A visual representation is a readable carrier of memory, but it is not fixed, in meaning or in form. Photos become intangible touchstones of identity that have a certain power to connect us with something out of our reach. They are tricky carriers of memory that can protect us, fool us, outlive us, or die in front of us, but they are a connection to something, ineffable, that we long for.

Food can be a beautiful metaphor for the creation of loss.   There is a potent, transient connection to a cultural heritage.   But what is lost or sustained depends on how we treat it because we construct meaning from what's been left for us to be discovered.   Fragmentation becomes a key theme to my work in this regard. I am interested in how we come upon these hopeful artifacts: how we imbue them with life, and how we consider their ruin.

Technique:

These are all digital images printed directly or transferred onto Filo, dough that is as thin as paper, intended to be layered, and is the basis for much of Greek cooking, which is part of my cultural heritage.

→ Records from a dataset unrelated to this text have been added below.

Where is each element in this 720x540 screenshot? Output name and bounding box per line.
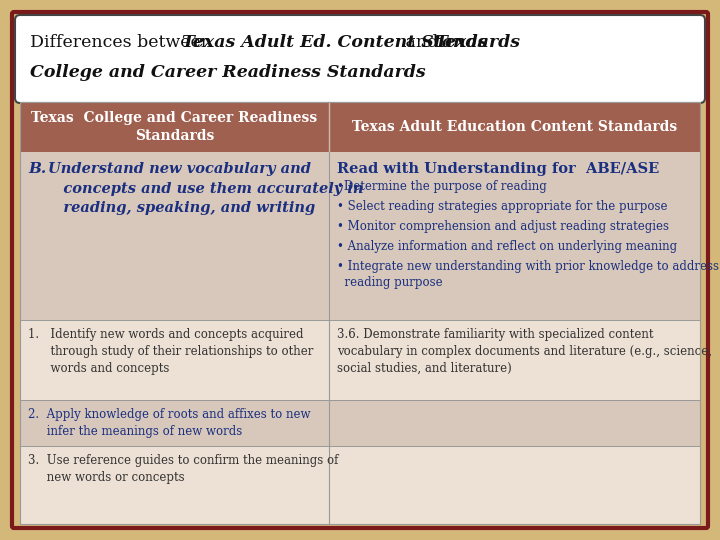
Text: Texas Adult Ed. Content Standards: Texas Adult Ed. Content Standards xyxy=(182,34,520,51)
Bar xyxy=(20,102,700,524)
Text: • Integrate new understanding with prior knowledge to address
  reading purpose: • Integrate new understanding with prior… xyxy=(337,260,719,289)
Text: Understand new vocabulary and
   concepts and use them accurately in
   reading,: Understand new vocabulary and concepts a… xyxy=(48,162,364,215)
Text: Texas Adult Education Content Standards: Texas Adult Education Content Standards xyxy=(352,120,677,134)
Text: and: and xyxy=(400,34,444,51)
Text: 2.  Apply knowledge of roots and affixes to new
     infer the meanings of new w: 2. Apply knowledge of roots and affixes … xyxy=(28,408,310,438)
Text: B.: B. xyxy=(28,162,46,176)
Text: 3.  Use reference guides to confirm the meanings of
     new words or concepts: 3. Use reference guides to confirm the m… xyxy=(28,454,338,484)
FancyBboxPatch shape xyxy=(15,15,705,103)
Text: College and Career Readiness Standards: College and Career Readiness Standards xyxy=(30,64,426,81)
Text: • Monitor comprehension and adjust reading strategies: • Monitor comprehension and adjust readi… xyxy=(337,220,669,233)
Bar xyxy=(20,446,700,524)
Bar xyxy=(20,320,700,400)
Text: Texas  College and Career Readiness
Standards: Texas College and Career Readiness Stand… xyxy=(32,111,318,143)
Text: • Select reading strategies appropriate for the purpose: • Select reading strategies appropriate … xyxy=(337,200,667,213)
Text: 1.   Identify new words and concepts acquired
      through study of their relat: 1. Identify new words and concepts acqui… xyxy=(28,328,313,375)
Text: 3.6. Demonstrate familiarity with specialized content
vocabulary in complex docu: 3.6. Demonstrate familiarity with specia… xyxy=(337,328,712,375)
Text: • Analyze information and reflect on underlying meaning: • Analyze information and reflect on und… xyxy=(337,240,677,253)
Bar xyxy=(20,102,700,152)
Bar xyxy=(20,400,700,446)
Text: •Determine the purpose of reading: •Determine the purpose of reading xyxy=(337,180,546,193)
Text: Texas: Texas xyxy=(434,34,487,51)
Text: Read with Understanding for  ABE/ASE: Read with Understanding for ABE/ASE xyxy=(337,162,660,176)
FancyBboxPatch shape xyxy=(12,12,708,528)
Text: Differences between: Differences between xyxy=(30,34,217,51)
Bar xyxy=(20,152,700,320)
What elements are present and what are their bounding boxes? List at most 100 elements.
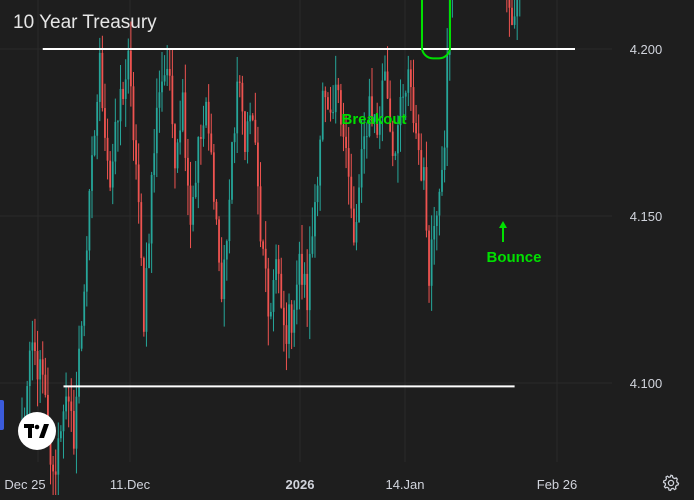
candle-body (438, 191, 441, 216)
candle (228, 179, 231, 254)
candle (212, 144, 215, 210)
candle (316, 176, 319, 217)
candle (179, 100, 182, 155)
candle (308, 226, 311, 340)
candle (168, 48, 171, 91)
candle (264, 221, 267, 293)
breakout-highlight (421, 0, 451, 60)
candle-body (137, 164, 140, 203)
candle (295, 260, 298, 325)
candle (314, 184, 316, 258)
candle (363, 112, 366, 174)
side-panel-tab[interactable] (0, 400, 4, 430)
candle-body (202, 125, 205, 139)
candle-body (420, 150, 423, 181)
candle (438, 188, 441, 236)
candle (425, 141, 428, 238)
candle-body (171, 75, 174, 125)
candle-body (148, 243, 150, 269)
candle-body (67, 396, 70, 402)
candle-body (288, 304, 290, 344)
candle-body (150, 174, 153, 244)
candle (52, 455, 55, 497)
candle (67, 386, 70, 428)
candle (199, 124, 202, 165)
candle (150, 171, 153, 273)
candle-body (422, 167, 425, 181)
candle-body (267, 268, 270, 317)
candle-body (282, 307, 285, 326)
candle-body (290, 304, 293, 333)
candle (280, 257, 283, 309)
candle-body (508, 0, 511, 8)
candle-body (163, 75, 166, 82)
candle (124, 59, 127, 127)
candle-body (257, 142, 259, 187)
candle-body (254, 119, 257, 143)
candle (513, 0, 516, 29)
candle (409, 60, 412, 111)
candle (404, 90, 407, 121)
candle-body (176, 142, 179, 169)
candle-body (78, 348, 80, 397)
candle (220, 237, 223, 303)
candle-body (88, 190, 91, 251)
candle-body (168, 68, 171, 76)
candle-body (347, 148, 350, 177)
candle (72, 389, 75, 455)
candle (347, 127, 350, 205)
tradingview-logo[interactable] (18, 412, 56, 450)
x-tick-label: 11.Dec (110, 477, 151, 492)
candle-body (114, 121, 117, 162)
candle-body (155, 107, 158, 154)
chart-settings-button[interactable] (661, 473, 681, 493)
candle-body (161, 81, 163, 93)
candle-body (446, 54, 449, 148)
candle (122, 81, 125, 105)
candle (319, 135, 322, 211)
chart-title: 10 Year Treasury (13, 12, 157, 33)
candle (184, 64, 187, 172)
candle (519, 0, 521, 17)
candle (378, 106, 381, 149)
candle-body (36, 351, 39, 380)
candle (189, 161, 192, 249)
candle (360, 120, 363, 203)
candle-body (179, 130, 182, 143)
candle (114, 98, 117, 175)
candle (241, 75, 244, 135)
candle (109, 151, 112, 192)
candle-body (184, 92, 187, 158)
x-axis[interactable]: Dec 25 11.Dec 2026 14.Jan Feb 26 (4, 477, 577, 492)
candle-body (430, 239, 433, 286)
candle-body (62, 411, 65, 432)
candle (205, 97, 207, 128)
candle-body (280, 273, 283, 308)
candle-body (417, 133, 420, 151)
candle (210, 113, 213, 155)
candle-body (91, 155, 93, 191)
candle (443, 130, 446, 183)
candle-body (192, 197, 195, 225)
candle (41, 341, 44, 394)
candle-body (269, 311, 272, 317)
candle-body (277, 259, 280, 274)
x-tick-label: Feb 26 (537, 477, 577, 492)
candle-body (249, 115, 252, 122)
candle (373, 114, 376, 134)
candle (420, 133, 423, 182)
candle (176, 138, 179, 173)
candle (269, 302, 272, 320)
candle (28, 341, 31, 415)
candle (355, 204, 358, 251)
candle-body (324, 90, 327, 98)
candle (93, 130, 96, 157)
candle-body (360, 149, 363, 188)
candle-body (394, 153, 397, 156)
candle (137, 143, 140, 224)
candle-body (298, 253, 301, 285)
candle-body (72, 410, 75, 449)
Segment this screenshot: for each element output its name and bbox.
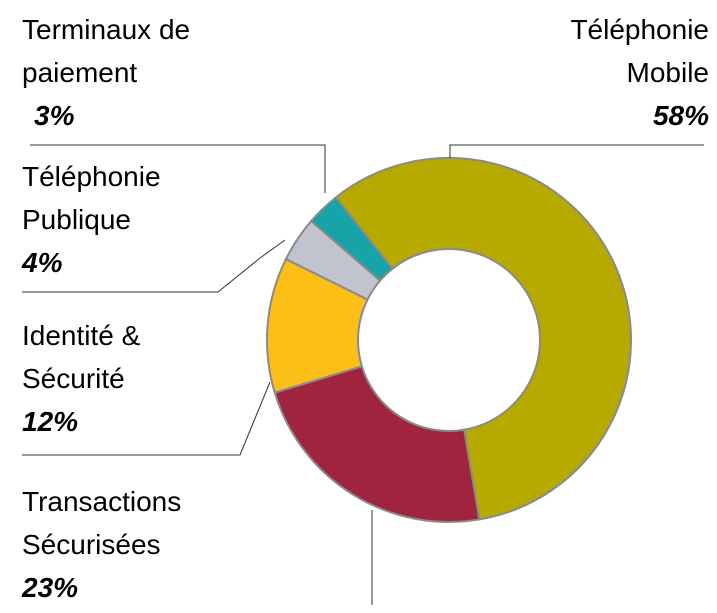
slice-label: Téléphonie Publique 4% xyxy=(22,155,222,284)
leader-line xyxy=(22,381,271,456)
value-label: 3% xyxy=(34,100,75,131)
slice-label: Transactions Sécurisées 23% xyxy=(22,480,262,609)
leader-line xyxy=(22,239,286,293)
leader-line xyxy=(449,144,704,158)
donut-slice xyxy=(334,157,632,521)
value-label: 23% xyxy=(22,572,79,603)
category-name: Transactions Sécurisées xyxy=(22,486,182,560)
category-name: Terminaux de paiement xyxy=(22,14,191,88)
category-name: Téléphonie Publique xyxy=(22,161,161,235)
leader-line xyxy=(30,144,326,193)
donut-slice xyxy=(273,365,481,523)
value-label: 58% xyxy=(652,100,709,131)
slice-label: Téléphonie Mobile 58% xyxy=(509,8,709,137)
category-name: Téléphonie Mobile xyxy=(570,14,709,88)
slice-label: Terminaux de paiement 3% xyxy=(22,8,252,137)
slice-label: Identité & Sécurité 12% xyxy=(22,314,197,443)
value-label: 4% xyxy=(22,247,63,278)
donut-slice xyxy=(309,195,394,282)
value-label: 12% xyxy=(22,406,79,437)
category-name: Identité & Sécurité xyxy=(22,320,141,394)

The Filo dries and fragments exceedingly fast, so it's a good medium to help illustrate topics I am interested in: notions of desire and loss, relating to identity and history, and how we try to hold on and record, to continue a fleeting story.   

Some photos are made by shooting through the fragments and layers of the dough into an emitted light.   Others are excerpts from a series of photos I made over time, recording the deterioration process of pieces I left in a fixed location.